In diesem Augenblick schrillte das Telefon im Stationszimmer. Schwester Marianne, die dem Pflegepersonal der Station vorstand, meldete sich und reichte dann Dr. Lindau den Hörer. »Für Sie, Herr Chefarzt«, sagte sie. »Frau Stäuber ist am Apparat.«

Dr. Lindau drückte den Hörer ans Ohr. »Ja, was gibt es?«, fragte er.

»Die Frau Konsulin ist hier und wartet auf Sie«, meldete die Sekretärin. »Sie hat ja heute einen Behandlungstermin.«

Dr. Lindau verzog das Gesicht. Daran hatte er gar nicht gedacht.

»Ich bin schon auf dem Wege«, gab er zurück. »Im Übrigen, Frau Stäuber – betiteln Sie Frau Helbrecht nicht immer mit Konsulin! Sie ist nur die Witwe des Konsuls. Sagen Sie ihr also, dass ich in wenigen Minuten unten bin!« Ohne eine Erwiderung abzuwarten, legte er auf und wandte sich wieder an Dr. Reichel. »Wir sind uns also einig«, meinte er.

»Vollkommen«, bestätigte Dr. Reichel.

»Ja, dann also bis später …« Dr. Lindau entfernte sich aus dem Stationszimmer und fuhr mit dem Aufzug ins Erdgeschoss.

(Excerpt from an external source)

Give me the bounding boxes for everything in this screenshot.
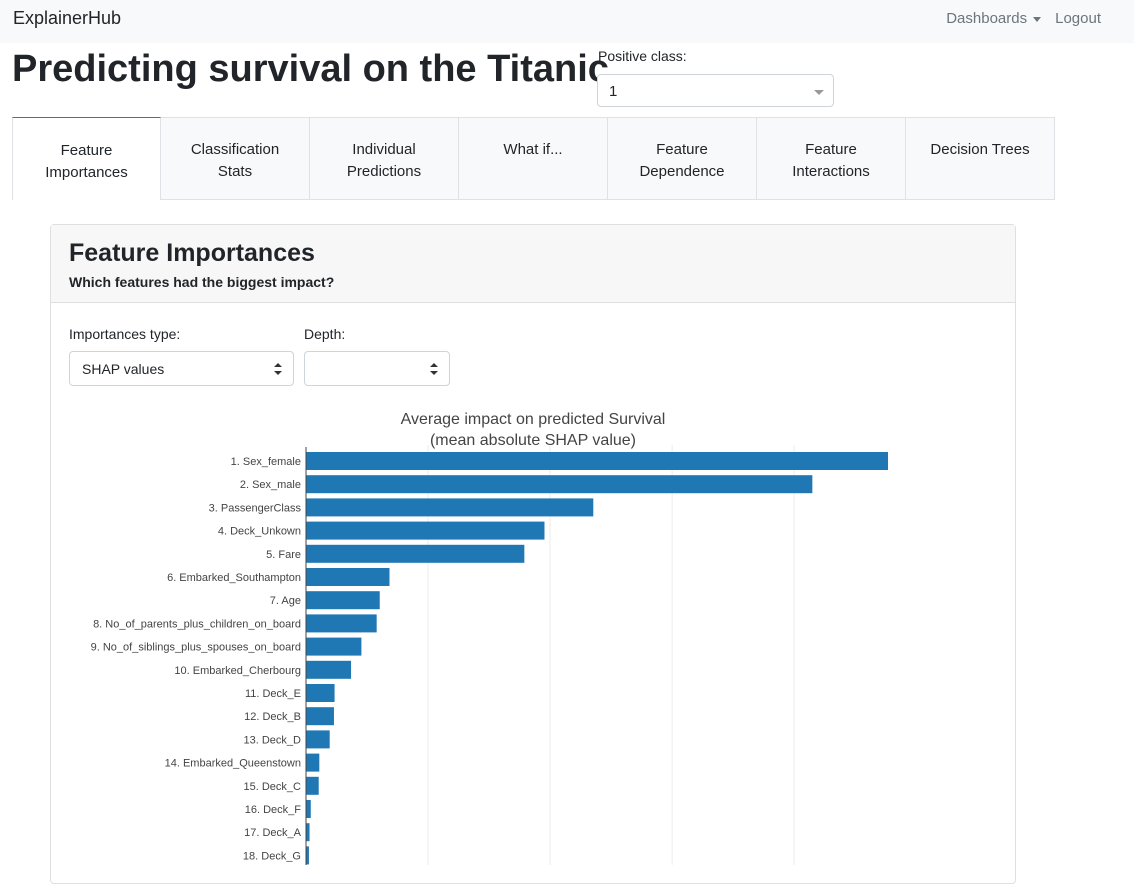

»Sie sitzt schon bei Ihnen drin«, empfing die Sekretärin ihren Chef, als der das Vorzimmer betrat. »Ich meine Frau Helbrecht«, fügte sie betont hinzu. »Die Krankenakte habe ich bereits auf Ihren Schreibtisch gelegt.«

Dr. Lindau feixte verstohlen, als er merkte, dass sein vorheriger Hinweis auf den Konsul-Titel Marga Stäuber anscheinend ein wenig zu schaffen machte. Er kannte seine Sekretärin. Sie war eine verlässliche Kraft und kannte sich in ihrem Metier wirklich gut aus. Aber für sie war eben die Frau eines Konsuls die Frau Konsul, ebenso wie die Gattin eines Arztes oder eines Professors eben die Frau Doktor oder die Frau Professor war. »Danke, Frau Stäuber«, murmelte er und betrat sein Zimmer, das Büro und Sprechzimmer in einem war.